Girls Who Code (girlswhocode.com)
Reshma menemukan bahwa perempuan dibesarkan untuk menjadi sempurna, sementara laki-laki dibesarkan untuk menjadi berani. Inilah akar dari defisit keberanian yang membuat perempuan kerap absen di ruang-ruang penting seperti STEM (Science, Technology, Engineering, and Mathematics), C-Suites, hingga Kongres. Bahkan ketika lowongan kerja terbuka, laki-laki cenderung melamar meski hanya memenuhi 60 persen kualifikasi, sementara perempuan baru melamar jika memenuhi 100 persen.
Reshma menyadari, banyak perempuan menghindari risiko karena sejak kecil mereka diajarkan untuk “main aman”, tampil sempurna, dan tidak membuat kesalahan. Bandingkan laki-laki yang sejak dini dibiasakan mengambil risiko, meski hasilnya gagal. Dalam riset psikolog Carol Dweck, anak perempuan ber-IQ tinggi justru lebih cepat menyerah saat menghadapi soal sulit. Sebaliknya, anak laki-laki menganggapnya sebagai tantangan. “Kita membesarkan anak perempuan untuk menjadi sempurna, dan anak laki-laki untuk menjadi berani,” kata Reshma ketika menjadi pembicara di TED Talk pada 28 Maret 2016.
Di usia 33, Reshma menyadari bahwa sepanjang hidupnya ia lebih sering bermain aman dan mengejar kesempurnaan. Namun saat mencalonkan diri, untuk pertama kalinya ia merasa benar-benar berani. Ia pun mulai bertanya. Kenapa banyak perempuan hanya memilih jalur yang mereka tahu akan sukses? Kenapa kita takut gagal, takut salah, takut mencoba hal baru?
Jawabannya? Karena para perempuan disosialisasikan untuk menjadi sempurna, bukan berani. Perempuan dibesarkan untuk berhati-hati, tersenyum manis, dan tidak mengambil risiko. Dari keresahan itu, Reshma membentuk Girls Who Code. Misinya sederhana, namun, berdampak besar. Ia mengajarkan coding sebagai jalan menuju keberanian. Karena dalam coding, kesalahan adalah bagian dari proses. Kesalahan satu semicolon bisa membuat sistem menjadi crash dan itu adalah hal yang wajar.
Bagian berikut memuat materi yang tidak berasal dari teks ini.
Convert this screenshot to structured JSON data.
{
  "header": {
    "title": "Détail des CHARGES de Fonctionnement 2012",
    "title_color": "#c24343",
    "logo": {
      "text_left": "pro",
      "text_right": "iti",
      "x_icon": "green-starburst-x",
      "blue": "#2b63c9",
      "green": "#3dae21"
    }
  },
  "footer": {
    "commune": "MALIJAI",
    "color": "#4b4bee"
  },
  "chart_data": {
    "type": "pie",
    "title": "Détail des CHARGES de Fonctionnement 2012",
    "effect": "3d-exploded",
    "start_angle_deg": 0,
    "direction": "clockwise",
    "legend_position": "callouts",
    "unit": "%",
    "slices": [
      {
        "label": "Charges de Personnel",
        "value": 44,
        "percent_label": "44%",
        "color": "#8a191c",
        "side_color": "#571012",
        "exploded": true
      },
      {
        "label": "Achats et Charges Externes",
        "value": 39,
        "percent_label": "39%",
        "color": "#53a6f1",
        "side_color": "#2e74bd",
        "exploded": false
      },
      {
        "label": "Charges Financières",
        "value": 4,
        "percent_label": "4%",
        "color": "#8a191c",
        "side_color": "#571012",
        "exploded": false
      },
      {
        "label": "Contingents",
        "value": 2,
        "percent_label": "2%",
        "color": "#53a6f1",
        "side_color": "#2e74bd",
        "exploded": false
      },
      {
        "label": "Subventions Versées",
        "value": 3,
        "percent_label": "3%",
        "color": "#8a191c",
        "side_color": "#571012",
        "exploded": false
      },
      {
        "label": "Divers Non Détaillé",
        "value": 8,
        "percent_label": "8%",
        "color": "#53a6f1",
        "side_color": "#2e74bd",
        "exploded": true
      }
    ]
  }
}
Justru dari proses trial-and-error itulah keberanian mulai tumbuh.
Baginya, coding bukan hanya sekadar skill digital, melainkan juga alat untuk membentuk mental tangguh dan siap gagal. Dalam dunia pemrograman, satu titik koma bisa mengacaukan segalanya. Tapi, dari kesalahan berulang itulah lahir kreativitas dan solusi. Banyak guru dalam program ini menceritakan pola serupa. Murid perempuan lebih memilih menghapus seluruh kode karena takut salah ketimbang menunjukkan proses belajar yang belum sempurna. Perfection or bust.
“Kita harus mulai mengajarkan anak perempuan untuk nyaman dengan ketidaksempurnaan, karena dari situlah keberanian tumbuh,” ujar Reshma Saujani dalam TED Talk-nya yang berjudul "Teach girls bravery, not perfection" pada 28 Maret 2016.
Girls Who Code lahir dari semangat itu. Bukan sekadar organisasi, tetapi sebuah gerakan. Reshma ingin mencetak generasi perempuan yang tidak takut salah, tidak takut terlihat "tidak tahu", dan tidak takut dianggap "tidak cocok" di dunia teknologi. Baginya, coding hanyalah pintu masuk. Yang dia ajarkan jauh lebih besar, yakni keberanian, ketekunan, dan tekad untuk membuktikan bahwa perempuan juga bisa menjadi arsitek masa depan.